Francia

Pero en Francia se entierra mejor

Haría tiempo que del complejo de Les Invalides se hubiera exhumado a Napoleón y a los demás

Dicen que en España se entierra muy bien, pero en Francia se entierra mejor. A Jean-Paul Belmondo lo condujeron a hombros de los militares hasta su tumba en el panteón de Les Invalides con música de Ennio Morricone y una ceremonia solemne, acorde con uno de esos países que se toman a sí mismos medianamente en serio.

Me imagino cómo hubiera sido el entierro de Belmondo en España, después de un debate de calado sobre si había que ponerle o no la bandera española sobre el féretro y, sobre todo, qué bandera había que ponerle. Arreciaría la polémica sobre multitud de cosas, por ejemplo sobre si el Gobierno se estuviera apropiando de la figura de un actor de su talla cuando no atiende las demandas laborales de los demás y en la entrada, sobre los micrófonos de la prensa, se habrían sentado las posiciones del clásico debate entre subvenciones al cine sí o no, el «No a la guerra» o cualquier cosa que en ese día quisiera poner de relieve la cultura abajofirmante y comprometida. Haría tiempo que del complejo de Les Invalides se hubiera exhumado a Napoleón y a los demás y se hubiera convertido el edificio que mandó construir Luis XIV en un centro de interpretación de los horrores del absolutismo.

La última vez que escuché La Marsellesa en vivo fue en los toros en el circo romano de Arlés. Había pintado el ruedo Hervé di Rosa con sus toreros ciclópeos. La emprendieron porque toreaba Juan Bautista y entre toro y toro saltaron dos antitaurinos a impedir el rito sacrificial de la corrida. Justo en el momento en el que eran detenidos por la policía, de pronto el público de la plaza comenzó a cantar su himno espontáneo y la banda le siguió. Un torero español que me acompañaba habló de la envidia que sentía por aquel pueblo tan patriota. Yo creo que el error de apreciación que se comete sobre «La Marsellesa» es que se considera un himno patriótico, cuando es un himno que representa a la ciudadanía y encarna una patria en cuanto encarna unos valores, en aquel caso que no vinieran dos zangolotinos a reventar lo que otros querían vivir en «liberté».

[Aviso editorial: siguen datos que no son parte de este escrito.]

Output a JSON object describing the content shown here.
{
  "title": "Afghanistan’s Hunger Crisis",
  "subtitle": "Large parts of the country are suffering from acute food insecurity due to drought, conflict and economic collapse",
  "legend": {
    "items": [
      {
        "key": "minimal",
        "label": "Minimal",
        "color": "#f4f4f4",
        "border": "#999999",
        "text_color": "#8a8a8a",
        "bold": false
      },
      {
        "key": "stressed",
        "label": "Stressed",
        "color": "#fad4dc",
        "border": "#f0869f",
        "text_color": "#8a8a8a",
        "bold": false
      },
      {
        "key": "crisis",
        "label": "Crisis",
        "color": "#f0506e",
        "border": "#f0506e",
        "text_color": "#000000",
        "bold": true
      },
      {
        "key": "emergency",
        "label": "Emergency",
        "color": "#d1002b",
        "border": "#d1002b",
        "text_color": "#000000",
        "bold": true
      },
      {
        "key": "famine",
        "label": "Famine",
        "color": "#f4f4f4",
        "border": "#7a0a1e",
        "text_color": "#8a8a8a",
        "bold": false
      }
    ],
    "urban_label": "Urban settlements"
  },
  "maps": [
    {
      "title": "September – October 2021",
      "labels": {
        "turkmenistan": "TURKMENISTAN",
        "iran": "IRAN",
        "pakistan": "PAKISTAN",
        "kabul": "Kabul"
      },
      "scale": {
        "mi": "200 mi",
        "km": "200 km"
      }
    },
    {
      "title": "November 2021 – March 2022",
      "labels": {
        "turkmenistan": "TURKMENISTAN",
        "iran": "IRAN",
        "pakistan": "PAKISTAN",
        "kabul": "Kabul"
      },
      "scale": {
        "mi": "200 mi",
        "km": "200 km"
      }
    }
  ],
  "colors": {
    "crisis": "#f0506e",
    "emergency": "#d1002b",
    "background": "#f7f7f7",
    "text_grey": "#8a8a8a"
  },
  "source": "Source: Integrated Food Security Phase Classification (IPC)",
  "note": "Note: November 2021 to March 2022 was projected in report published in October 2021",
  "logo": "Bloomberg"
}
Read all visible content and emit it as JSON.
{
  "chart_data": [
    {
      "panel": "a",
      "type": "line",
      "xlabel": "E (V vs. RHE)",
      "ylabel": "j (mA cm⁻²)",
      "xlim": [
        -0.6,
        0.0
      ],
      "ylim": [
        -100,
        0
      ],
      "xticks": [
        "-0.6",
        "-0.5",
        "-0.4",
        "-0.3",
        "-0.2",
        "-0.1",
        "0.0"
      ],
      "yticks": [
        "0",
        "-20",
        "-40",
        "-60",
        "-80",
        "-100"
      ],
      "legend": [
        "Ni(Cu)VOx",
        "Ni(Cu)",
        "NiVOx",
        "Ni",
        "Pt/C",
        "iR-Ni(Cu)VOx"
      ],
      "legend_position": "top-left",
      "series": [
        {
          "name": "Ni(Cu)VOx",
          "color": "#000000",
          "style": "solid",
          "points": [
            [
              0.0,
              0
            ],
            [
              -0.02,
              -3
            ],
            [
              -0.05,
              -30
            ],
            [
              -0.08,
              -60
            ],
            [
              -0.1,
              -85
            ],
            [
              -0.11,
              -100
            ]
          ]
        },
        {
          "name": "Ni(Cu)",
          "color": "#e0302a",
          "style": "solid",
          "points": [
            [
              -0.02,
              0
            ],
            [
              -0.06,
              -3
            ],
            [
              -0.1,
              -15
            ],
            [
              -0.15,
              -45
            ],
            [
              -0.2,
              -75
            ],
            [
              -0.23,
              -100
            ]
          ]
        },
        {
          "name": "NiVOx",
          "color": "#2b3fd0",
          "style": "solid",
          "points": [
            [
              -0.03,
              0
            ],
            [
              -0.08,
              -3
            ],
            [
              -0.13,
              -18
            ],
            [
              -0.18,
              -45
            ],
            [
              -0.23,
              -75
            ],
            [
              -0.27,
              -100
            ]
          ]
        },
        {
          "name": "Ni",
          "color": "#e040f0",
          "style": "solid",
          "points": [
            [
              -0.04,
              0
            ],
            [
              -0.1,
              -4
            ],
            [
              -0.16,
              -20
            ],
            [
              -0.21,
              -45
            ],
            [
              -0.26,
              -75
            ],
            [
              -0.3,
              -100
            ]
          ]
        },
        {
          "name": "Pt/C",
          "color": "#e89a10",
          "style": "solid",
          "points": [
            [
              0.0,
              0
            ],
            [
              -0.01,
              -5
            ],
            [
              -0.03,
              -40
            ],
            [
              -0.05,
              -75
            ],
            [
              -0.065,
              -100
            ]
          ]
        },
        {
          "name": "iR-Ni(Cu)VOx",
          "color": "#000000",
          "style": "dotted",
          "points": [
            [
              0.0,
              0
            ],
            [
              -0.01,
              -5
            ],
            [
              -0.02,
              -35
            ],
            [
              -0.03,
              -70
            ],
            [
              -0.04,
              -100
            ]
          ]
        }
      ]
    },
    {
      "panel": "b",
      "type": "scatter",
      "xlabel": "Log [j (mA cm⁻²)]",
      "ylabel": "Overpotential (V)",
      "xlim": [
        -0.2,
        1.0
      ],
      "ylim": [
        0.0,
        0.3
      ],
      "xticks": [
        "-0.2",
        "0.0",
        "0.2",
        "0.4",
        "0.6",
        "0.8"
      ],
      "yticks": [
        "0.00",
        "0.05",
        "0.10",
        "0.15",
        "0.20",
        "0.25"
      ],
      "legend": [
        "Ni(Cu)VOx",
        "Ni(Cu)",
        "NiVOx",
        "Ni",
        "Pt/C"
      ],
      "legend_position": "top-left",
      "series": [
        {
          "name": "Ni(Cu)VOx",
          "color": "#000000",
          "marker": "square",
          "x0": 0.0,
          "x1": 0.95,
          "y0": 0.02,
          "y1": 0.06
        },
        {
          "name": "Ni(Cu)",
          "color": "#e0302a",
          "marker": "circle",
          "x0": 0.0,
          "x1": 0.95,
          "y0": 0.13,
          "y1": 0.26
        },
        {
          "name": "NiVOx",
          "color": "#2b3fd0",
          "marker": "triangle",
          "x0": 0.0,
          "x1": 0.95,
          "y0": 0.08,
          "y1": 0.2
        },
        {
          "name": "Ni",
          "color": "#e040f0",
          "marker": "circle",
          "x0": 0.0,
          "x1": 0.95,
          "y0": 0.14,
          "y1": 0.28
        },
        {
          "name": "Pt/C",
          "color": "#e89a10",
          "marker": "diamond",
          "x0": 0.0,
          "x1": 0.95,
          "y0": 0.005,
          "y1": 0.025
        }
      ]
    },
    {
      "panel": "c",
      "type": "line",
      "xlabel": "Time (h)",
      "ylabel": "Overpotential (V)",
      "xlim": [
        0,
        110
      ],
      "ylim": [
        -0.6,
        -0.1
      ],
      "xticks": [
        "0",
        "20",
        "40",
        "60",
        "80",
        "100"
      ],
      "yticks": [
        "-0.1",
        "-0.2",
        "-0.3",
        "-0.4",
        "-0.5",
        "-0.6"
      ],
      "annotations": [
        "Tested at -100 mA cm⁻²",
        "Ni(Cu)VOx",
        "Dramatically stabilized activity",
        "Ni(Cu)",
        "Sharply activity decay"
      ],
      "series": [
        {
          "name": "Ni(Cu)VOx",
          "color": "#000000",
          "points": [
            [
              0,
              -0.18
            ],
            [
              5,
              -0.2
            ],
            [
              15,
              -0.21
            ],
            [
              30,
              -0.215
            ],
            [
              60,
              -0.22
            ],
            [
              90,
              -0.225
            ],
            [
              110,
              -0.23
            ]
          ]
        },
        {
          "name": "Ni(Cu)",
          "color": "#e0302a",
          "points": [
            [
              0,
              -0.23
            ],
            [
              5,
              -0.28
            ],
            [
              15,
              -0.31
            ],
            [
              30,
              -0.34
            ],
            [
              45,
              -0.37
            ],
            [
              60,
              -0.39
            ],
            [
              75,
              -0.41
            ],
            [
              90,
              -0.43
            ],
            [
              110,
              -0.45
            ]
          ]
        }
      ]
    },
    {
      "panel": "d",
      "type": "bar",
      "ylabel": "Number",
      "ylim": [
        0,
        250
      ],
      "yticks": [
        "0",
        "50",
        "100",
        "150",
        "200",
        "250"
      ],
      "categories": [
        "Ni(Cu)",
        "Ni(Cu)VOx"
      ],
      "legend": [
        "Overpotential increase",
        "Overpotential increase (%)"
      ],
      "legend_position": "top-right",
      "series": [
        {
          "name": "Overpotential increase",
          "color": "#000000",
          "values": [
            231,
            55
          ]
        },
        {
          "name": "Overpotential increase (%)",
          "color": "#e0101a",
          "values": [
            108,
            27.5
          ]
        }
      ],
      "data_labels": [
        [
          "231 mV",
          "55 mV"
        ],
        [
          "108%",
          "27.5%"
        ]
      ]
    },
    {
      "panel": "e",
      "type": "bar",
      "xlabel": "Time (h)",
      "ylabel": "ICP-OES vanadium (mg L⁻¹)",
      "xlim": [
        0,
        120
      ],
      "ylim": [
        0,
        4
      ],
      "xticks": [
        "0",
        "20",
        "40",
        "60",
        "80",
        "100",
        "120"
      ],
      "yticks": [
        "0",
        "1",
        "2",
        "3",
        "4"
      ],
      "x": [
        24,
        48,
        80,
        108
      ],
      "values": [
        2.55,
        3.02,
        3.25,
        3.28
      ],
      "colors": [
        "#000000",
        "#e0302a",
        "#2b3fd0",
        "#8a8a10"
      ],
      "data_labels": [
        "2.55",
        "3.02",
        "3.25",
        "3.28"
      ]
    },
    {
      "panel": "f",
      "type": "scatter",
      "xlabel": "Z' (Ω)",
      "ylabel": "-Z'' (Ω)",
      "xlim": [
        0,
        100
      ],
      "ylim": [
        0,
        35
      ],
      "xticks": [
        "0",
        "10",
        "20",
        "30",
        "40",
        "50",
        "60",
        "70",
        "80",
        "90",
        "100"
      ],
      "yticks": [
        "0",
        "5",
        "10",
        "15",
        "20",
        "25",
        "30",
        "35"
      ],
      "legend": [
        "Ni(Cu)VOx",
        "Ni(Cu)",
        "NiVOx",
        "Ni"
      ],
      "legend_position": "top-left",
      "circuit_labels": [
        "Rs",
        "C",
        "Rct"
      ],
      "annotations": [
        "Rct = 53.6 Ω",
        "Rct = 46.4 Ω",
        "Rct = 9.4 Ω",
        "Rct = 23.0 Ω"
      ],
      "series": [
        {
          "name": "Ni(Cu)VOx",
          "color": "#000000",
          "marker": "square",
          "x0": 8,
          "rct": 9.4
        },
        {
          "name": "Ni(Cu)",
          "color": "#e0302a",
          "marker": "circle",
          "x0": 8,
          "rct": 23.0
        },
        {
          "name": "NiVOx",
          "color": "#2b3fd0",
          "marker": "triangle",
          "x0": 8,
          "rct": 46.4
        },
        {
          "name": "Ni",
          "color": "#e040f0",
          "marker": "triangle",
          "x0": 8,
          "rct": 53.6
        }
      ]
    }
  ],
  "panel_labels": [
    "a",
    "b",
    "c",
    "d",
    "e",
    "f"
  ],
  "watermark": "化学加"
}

Mi abuela Elena, que nació en las minas de San Platón en Almonaster La Real, con cuatro años y en plena primera guerra mundial, soñaba despierta que los tanques alemanes se abrían paso entre las jaras de la sierra de Huelva. Me lo contó con más de cien años, recordando aquellos días en los que su padre Hubert y su tío Aristides salieron de allí a pelear en la guerra por defender su país. Hubert volvió y Aristides se quedó en Ypres, en Bélgica, «enterrado bajo una cruz blanca con su nombre» según la carta que envió su capitán a su viuda, María Echeverría. En otra carta, su sargento contaba que el teniente Banastier era bromista y que rápidamente se hizo con el favor de la tropa gracias a su ánimo y su buen humor, y que murió entre grandes dolores después de ser alcanzado por un trozo de metralla en una contraofensiva de los alemanes. Desconozco cuánto miedo pasó aquel día, pero sé que en su última misiva «camino de una misión peligrosa» se despedía de su familia y a su esposa le pedía paciencia: «María, algún día Dios volverá a juntarnos» y a los suyos les hacía otra demanda: «No me olvidéis nunca», y a día de hoy, no le hemos olvidado. Cuando en casa se escucha «La Marsellesa», seguimos pensando en él.